The Raspberry Pi foundation has announced the open sourcing of its VideoCore driver code which runs on the ARM chips. The foundation has chose a more permissive 3-Clause BSD licence for the driver code. The source is available from the foundation’s new userland repository on GitHub.
… The BCM2835 used in the Raspberry Pi is the first ARM-based multimedia SoC with fully-functional, vendor-provided (as opposed to partial, reverse engineered) fully open-source drivers, and that Broadcom is the first vendor to open their mobile GPU drivers up in this way. We at the Raspberry Pi Foundation hope to see others follow.
That’s fine for developers but how does it matter to an average Raspberry Pi user? It does. The Raspberry Pi post explains:
..it is going to make it much easier for third party developers to (for instance) implement Wayland EGL client and EGL server support, or to provide better integration of GLES/VG with X.Org.
We look forward to working with the relevant communities on this.
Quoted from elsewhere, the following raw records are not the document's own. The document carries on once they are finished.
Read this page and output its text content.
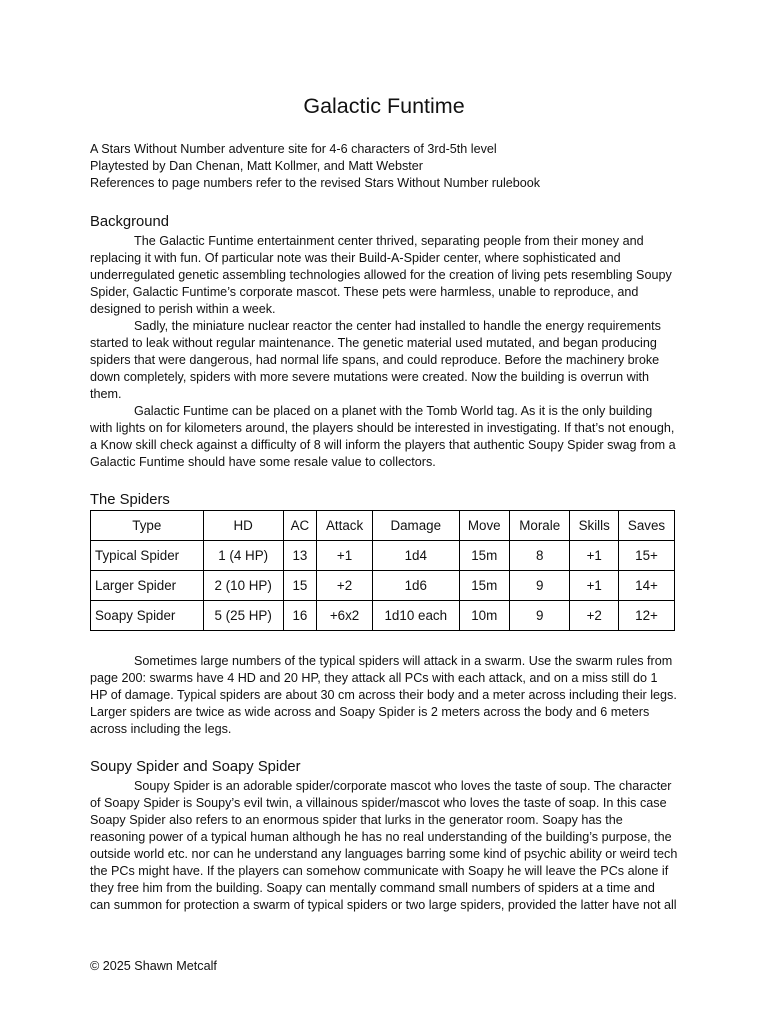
Galactic Funtime
A Stars Without Number adventure site for 4-6 characters of 3rd-5th level
Playtested by Dan Chenan, Matt Kollmer, and Matt Webster
References to page numbers refer to the revised Stars Without Number rulebook
Background

The Galactic Funtime entertainment center thrived, separating people from their money and replacing it with fun. Of particular note was their Build-A-Spider center, where sophisticated and underregulated genetic assembling technologies allowed for the creation of living pets resembling Soupy Spider, Galactic Funtime’s corporate mascot. These pets were harmless, unable to reproduce, and designed to perish within a week.

Sadly, the miniature nuclear reactor the center had installed to handle the energy requirements started to leak without regular maintenance. The genetic material used mutated, and began producing spiders that were dangerous, had normal life spans, and could reproduce. Before the machinery broke down completely, spiders with more severe mutations were created. Now the building is overrun with them.

Galactic Funtime can be placed on a planet with the Tomb World tag. As it is the only building with lights on for kilometers around, the players should be interested in investigating. If that’s not enough, a Know skill check against a difficulty of 8 will inform the players that authentic Soupy Spider swag from a Galactic Funtime should have some resale value to collectors.

The Spiders
Type	HD	AC	Attack	Damage	Move	Morale	Skills	Saves
Typical Spider	1 (4 HP)	13	+1	1d4	15m	8	+1	15+
Larger Spider	2 (10 HP)	15	+2	1d6	15m	9	+1	14+
Soapy Spider	5 (25 HP)	16	+6x2	1d10 each	10m	9	+2	12+

Sometimes large numbers of the typical spiders will attack in a swarm. Use the swarm rules from page 200: swarms have 4 HD and 20 HP, they attack all PCs with each attack, and on a miss still do 1 HP of damage. Typical spiders are about 30 cm across their body and a meter across including their legs. Larger spiders are twice as wide across and Soapy Spider is 2 meters across the body and 6 meters across including the legs.

Soupy Spider and Soapy Spider

Soupy Spider is an adorable spider/corporate mascot who loves the taste of soup. The character of Soapy Spider is Soupy’s evil twin, a villainous spider/mascot who loves the taste of soap. In this case Soapy Spider also refers to an enormous spider that lurks in the generator room. Soapy has the reasoning power of a typical human although he has no real understanding of the building’s purpose, the outside world etc. nor can he understand any languages barring some kind of psychic ability or weird tech the PCs might have. If the players can somehow communicate with Soapy he will leave the PCs alone if they free him from the building. Soapy can mentally command small numbers of spiders at a time and can summon for protection a swarm of typical spiders or two large spiders, provided the latter have not all

© 2025 Shawn Metcalf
It should also now be easier, with appropriate cleanup, to get the vchiq messaging system integrated in to the upstream Linux kernel, which is another goal we are keen to work with the community on achieving.
It also matters a lot for BSD and other platforms. Now projectss like FreeBSD, NetBSD, Plan9, RISC OS, Haiku and others could “potentially port these libraries and make use of the full hardware accelerated graphics facilities of the Raspberry Pi.”